Of course, bankruptcies do occur for other reasons. Even home costs are on the rise: in fact, the typical home is a 3-bedroom, 2.5-bathroom house with 1,800 square feet and a price tag of $200,000. But as a whole, the study provided some insight into the endless cases of inherent lack of affordable healthcare access that cause financial ruin.
“Bankruptcy may provide a fresh start, but it comes at a high financial and emotional cost for those who file. Filing for bankruptcy can stop the financial bleeding that the health care system imposes, but curing that system’s ills is the only lasting solution,” noted study co-author Robert M. Lawless, the Max L. Rowe Professor of Law at the University of Illinois College of Law.

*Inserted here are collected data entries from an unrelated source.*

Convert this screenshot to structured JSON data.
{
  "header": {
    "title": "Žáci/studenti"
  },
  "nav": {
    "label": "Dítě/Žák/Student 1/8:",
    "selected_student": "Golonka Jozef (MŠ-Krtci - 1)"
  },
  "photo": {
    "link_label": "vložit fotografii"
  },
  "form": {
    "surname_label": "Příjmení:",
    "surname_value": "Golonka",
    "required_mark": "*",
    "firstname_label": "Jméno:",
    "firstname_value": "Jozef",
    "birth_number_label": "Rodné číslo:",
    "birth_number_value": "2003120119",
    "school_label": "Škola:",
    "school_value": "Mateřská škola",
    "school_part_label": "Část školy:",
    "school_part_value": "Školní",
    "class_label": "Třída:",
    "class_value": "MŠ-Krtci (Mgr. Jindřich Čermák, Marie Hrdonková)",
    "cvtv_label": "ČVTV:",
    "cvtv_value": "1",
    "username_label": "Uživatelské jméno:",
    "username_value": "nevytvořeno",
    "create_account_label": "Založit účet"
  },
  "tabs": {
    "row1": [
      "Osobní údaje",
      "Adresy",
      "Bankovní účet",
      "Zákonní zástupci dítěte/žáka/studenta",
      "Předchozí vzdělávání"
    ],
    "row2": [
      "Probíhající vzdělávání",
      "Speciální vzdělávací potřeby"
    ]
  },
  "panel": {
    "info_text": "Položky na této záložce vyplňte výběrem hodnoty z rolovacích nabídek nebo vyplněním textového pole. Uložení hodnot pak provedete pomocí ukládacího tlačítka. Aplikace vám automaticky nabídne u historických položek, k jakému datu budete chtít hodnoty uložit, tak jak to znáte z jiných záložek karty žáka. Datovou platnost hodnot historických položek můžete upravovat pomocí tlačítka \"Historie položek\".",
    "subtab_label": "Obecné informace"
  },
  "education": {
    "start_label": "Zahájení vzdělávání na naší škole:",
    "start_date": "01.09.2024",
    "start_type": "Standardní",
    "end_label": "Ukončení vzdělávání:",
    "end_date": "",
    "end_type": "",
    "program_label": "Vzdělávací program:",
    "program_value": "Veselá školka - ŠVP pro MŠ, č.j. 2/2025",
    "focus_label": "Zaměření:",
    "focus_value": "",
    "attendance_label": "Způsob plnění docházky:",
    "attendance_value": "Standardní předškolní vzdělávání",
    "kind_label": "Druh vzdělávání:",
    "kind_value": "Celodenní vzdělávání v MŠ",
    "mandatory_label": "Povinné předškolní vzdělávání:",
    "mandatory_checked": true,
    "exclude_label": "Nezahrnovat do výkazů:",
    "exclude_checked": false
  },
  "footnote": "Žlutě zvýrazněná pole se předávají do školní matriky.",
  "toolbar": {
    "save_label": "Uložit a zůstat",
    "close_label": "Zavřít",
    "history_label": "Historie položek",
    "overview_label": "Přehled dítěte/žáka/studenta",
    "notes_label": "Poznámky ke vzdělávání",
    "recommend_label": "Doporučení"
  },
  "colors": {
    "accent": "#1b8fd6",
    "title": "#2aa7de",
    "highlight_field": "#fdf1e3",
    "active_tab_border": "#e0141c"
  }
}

Dr. Steffie Woolhandler, an internist in the South Bronx, Distinguished Professor at CUNY/Hunter College, Lecturer in Medicine at Harvard and senior author of the study, also noted the urgent and growing need for a single-payer, Medicare for All system. Several of the study’s co-authors have founded Physicians for a National Health Program, a nonprofit education and research organization with more than 22,000 members in support of single-payer national health insurance. However, the PNHP did not fund this study.
First-dollar coverage needs to be assured for everyone, Dr. Woodhandler said, yet the Trump administration and Republicans in numerous states are cutting Medicaid and threatening to pull back protections for upwards of 61 million Americans who have pre-existing conditions.